You are absolutely right. There was a lot of manipulation that went on with the food pyramid, but a lot of studies in the last 5 years have shown that the relationship that we once thought existed (red meat=bad) is false. There are also well validated studies showing that the nutrition science that has been taught for the last few decades about our relationship with sugar, fat, food in general, and how cholesterol affects our bodies is wrong.
Dr. Peter Attia's "The Eating Academy" (http://eatingacademy.com/) is a great place to learn more about what we are finding out about how certain foods actually affect out bodies.
If you read carefully, I didn't - I only pointed out that lobbies overrode the scientific body of evidence, as it does here.
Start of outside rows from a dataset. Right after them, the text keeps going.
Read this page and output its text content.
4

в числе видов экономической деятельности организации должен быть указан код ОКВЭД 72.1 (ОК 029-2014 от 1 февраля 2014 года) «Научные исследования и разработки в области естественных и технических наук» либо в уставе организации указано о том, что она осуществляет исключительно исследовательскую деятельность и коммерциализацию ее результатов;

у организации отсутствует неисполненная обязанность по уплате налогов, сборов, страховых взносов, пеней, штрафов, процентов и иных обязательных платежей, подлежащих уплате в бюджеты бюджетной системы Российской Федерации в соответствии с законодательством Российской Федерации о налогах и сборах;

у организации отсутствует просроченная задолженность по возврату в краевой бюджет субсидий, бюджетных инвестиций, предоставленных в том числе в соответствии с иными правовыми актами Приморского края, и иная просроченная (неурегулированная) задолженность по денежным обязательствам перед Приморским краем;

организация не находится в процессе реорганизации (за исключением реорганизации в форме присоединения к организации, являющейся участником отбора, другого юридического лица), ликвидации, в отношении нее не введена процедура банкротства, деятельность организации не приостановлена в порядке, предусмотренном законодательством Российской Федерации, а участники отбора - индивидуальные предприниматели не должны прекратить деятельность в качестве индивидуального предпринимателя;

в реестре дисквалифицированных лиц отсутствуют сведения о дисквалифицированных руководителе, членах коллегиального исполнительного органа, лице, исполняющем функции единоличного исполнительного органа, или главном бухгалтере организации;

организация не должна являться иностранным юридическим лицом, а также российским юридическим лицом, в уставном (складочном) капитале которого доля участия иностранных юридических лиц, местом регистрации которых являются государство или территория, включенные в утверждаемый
Of course, if you don't find that peer reviewed evidence accepted by leading experts in appropriate fields is the most reliable source of policy, then I'm curious what differentiates you from human-generated climate change deniers.
Sure, it may be dangerous. Here's the thing- I've been around for a while and read a lot of stuff in the mainstream media about which combinations of foods will kill you and which will make you immortal. As these have changed over the years and as I have failed to see convincing evidence in the medical literature I have concluded that people have a strong urge to believe that doing something mildly unpleasant (not eating something delicious) now can somehow prevent much worse things in the future. Its the same mechanism and magical thinking that inspired our ancestors to sacrifice goats to appease the gods and assure a great harvest. Wrapping the explanation in scientific jargon is just the latest iteration of a priest in shiny robes.
I’ve long suspected that a good diet + brushing the teeth very carefully a few times per week would be more effective than drinking soda and sweet and starchy foods + brushing after every meal, just based anecdotally on how my own teeth feel to my tongue depending on my diet and toothbrushing frequency.